While the Federal Capital Territory minister administers the whole of the Federal Capital Territory, the Federal Capital Development Authority (FCDA) specifically manages the construction and infrastructure development of the region.

The territory is currently made up of six local government areas, namely:

- Abaji
- Abuja Municipal
- Bwari
- Gwagwalada
- Kuje
- Kwali

== Politics ==
The council was elected in the 2022 Federal Capital Territory local elections.

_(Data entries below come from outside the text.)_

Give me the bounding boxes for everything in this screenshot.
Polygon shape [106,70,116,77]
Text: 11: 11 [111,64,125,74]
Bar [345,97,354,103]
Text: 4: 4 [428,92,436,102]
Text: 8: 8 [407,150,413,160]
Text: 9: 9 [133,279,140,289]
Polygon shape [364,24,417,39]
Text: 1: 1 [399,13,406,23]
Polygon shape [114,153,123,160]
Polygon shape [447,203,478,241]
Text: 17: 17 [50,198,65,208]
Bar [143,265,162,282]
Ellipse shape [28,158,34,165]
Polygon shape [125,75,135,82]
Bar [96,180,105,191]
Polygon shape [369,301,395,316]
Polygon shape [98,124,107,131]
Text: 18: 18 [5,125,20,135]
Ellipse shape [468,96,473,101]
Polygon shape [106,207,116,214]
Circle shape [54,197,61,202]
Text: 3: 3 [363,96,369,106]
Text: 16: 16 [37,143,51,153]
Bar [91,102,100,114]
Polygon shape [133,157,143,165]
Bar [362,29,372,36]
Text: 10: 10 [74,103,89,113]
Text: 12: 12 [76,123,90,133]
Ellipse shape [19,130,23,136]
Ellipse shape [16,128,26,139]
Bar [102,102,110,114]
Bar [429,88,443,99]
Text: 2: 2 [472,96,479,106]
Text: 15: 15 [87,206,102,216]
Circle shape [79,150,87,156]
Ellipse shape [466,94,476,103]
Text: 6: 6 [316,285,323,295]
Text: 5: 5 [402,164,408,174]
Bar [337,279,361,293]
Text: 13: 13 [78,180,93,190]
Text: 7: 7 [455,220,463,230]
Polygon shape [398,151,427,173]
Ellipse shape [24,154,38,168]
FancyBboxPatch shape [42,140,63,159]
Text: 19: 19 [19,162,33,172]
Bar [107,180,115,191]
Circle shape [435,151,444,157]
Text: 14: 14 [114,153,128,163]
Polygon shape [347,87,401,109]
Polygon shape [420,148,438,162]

Ireti Kingibe is the current representative of FCT senatorial district.
==Demographics==
===Languages===
Languages of the Federal Capital Territory listed by local government area (LGA) are presented in tabular format as follows:

| LGA | Languages |
|---|---|
| Abaji | Bassa; Dibo, Gupa-Abawa, Ebira, Ganagana |
| Municipal | Bassa; Gade; Gbagyi, Gwandara, Nupe, Hausa |
| Bwari | Gwandara; Bassa; Ashe; Gbagyi |
| Gwagwalada | Bassa; Gbari, Egbira, Hausa |
| Kuje | Gade; Gbagyi, Bassa |
| Kwali | Bassa, Gwandara; Gbagyi; Ebira, Kami, Abawa, Ganagana, Nupe, Hausa |

The Hausa language is widely spoken in the Federal Capital Territory.

=== Religion ===
Sheikh Ibrahim Ahmad Maqari is the Chief Imam of the Abuja National Mosque (2017).

21% Roman Catholic with 908,744 followers in the Archdiocese of Abuja (1981) with 137 parishes under Archbishop Ignatius Ayau Kaigama (2019).

The Anglican Province of Abuja, led by Archbishop Henry Ndukuba, Primate of Nigeria (2020), also Bishop of the Diocese of Abuja (1989), also includes the Diocese of Gwagwalada led by Bishop Moses Bukpe Tabwaye (2015).